Moshi Co-operative University
- Other names: MoCU
- Former names: Moshi University College of Co-operative and Business Studies MuCCoBS (2004)
- Motto: Ushirika ni Biashara (Swahili)
- Motto in English: Co-operative is Business
- Type: Public
- Established: 5 January 1963; 63 years ago as college; 2014; 12 years ago as university
- Chairman: George D. Yambesi
- Chancellor: Pius Msekwa
- Vice-Chancellor: Alfred S. Sife
- Location: Moshi, Tanzania 3°20′12″S 37°20′18″E﻿ / ﻿3.33667°S 37.33833°E
- Campus: Urban;
- Website: University website

= Moshi Co-operative University =

Public university in Tanzania

The Moshi Co-operative University (MoCU) is a public university in Moshi, Tanzania.

==History==
The history of this university dates to 5 January 1963 when the Co-operative College Moshi was established.

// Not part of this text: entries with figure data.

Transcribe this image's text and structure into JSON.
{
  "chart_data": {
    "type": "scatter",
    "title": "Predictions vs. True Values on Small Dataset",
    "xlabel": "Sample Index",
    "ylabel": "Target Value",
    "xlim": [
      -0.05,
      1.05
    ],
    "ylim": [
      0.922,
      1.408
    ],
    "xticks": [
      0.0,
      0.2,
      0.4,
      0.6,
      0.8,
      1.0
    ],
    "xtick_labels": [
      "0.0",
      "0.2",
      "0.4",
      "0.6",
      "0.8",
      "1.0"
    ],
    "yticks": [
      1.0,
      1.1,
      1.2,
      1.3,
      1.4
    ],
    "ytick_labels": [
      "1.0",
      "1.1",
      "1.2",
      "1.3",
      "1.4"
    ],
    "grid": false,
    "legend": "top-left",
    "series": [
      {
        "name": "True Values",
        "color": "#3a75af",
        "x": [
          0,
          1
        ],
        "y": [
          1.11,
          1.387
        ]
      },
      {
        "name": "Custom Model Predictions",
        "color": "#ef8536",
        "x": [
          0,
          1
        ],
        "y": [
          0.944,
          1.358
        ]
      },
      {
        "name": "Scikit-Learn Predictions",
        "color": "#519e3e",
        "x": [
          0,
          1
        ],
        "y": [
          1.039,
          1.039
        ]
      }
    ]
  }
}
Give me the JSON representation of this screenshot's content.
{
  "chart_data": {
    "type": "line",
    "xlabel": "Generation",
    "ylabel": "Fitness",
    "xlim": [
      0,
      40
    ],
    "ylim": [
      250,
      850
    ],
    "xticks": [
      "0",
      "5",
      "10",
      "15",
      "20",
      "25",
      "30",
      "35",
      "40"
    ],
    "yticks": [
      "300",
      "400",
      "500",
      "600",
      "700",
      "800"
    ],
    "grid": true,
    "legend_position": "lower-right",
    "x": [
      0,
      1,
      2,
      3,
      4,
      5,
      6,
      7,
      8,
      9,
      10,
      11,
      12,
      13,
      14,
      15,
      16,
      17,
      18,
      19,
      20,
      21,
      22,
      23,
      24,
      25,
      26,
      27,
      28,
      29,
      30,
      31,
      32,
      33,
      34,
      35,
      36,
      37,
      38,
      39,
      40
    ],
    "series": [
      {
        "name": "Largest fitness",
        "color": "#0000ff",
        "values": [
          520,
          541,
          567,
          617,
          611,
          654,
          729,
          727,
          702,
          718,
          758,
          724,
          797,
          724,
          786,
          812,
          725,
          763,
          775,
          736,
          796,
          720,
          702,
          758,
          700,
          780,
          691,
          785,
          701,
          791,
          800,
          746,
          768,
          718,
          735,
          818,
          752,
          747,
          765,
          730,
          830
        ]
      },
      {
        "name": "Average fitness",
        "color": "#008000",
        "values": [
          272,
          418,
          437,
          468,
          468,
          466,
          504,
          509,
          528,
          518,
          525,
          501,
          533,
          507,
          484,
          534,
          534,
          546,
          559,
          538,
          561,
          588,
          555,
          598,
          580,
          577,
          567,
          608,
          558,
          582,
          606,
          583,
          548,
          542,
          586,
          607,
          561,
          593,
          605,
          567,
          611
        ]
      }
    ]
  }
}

The college's primary responsibility was training of human resources in the co-operative sector under the Ministry of Co-operatives and Community Development. The college was subsequently established through the Co-operative College Act No. 32 (Repealed) of 1964 as an autonomous institution with its own Governing Board.

In 2004, the Co-operative College Moshi was transformed into Moshi University College of Co-operative and Business Studies (MUCCoBS) as the Constituent University College of Sokoine University of Agriculture through the Government Declaration Order No. 22 of 2004.

In 2014, MUCCoBS was upgraded into full-fledged university. Former Minister Al Noor Kassum served as the chancellor. The institution offers certificate, diploma, degree, master's degree and PhD programs.

Notable Alumni
- Paul Makonda. Dar es Salaam Regional Commissioner.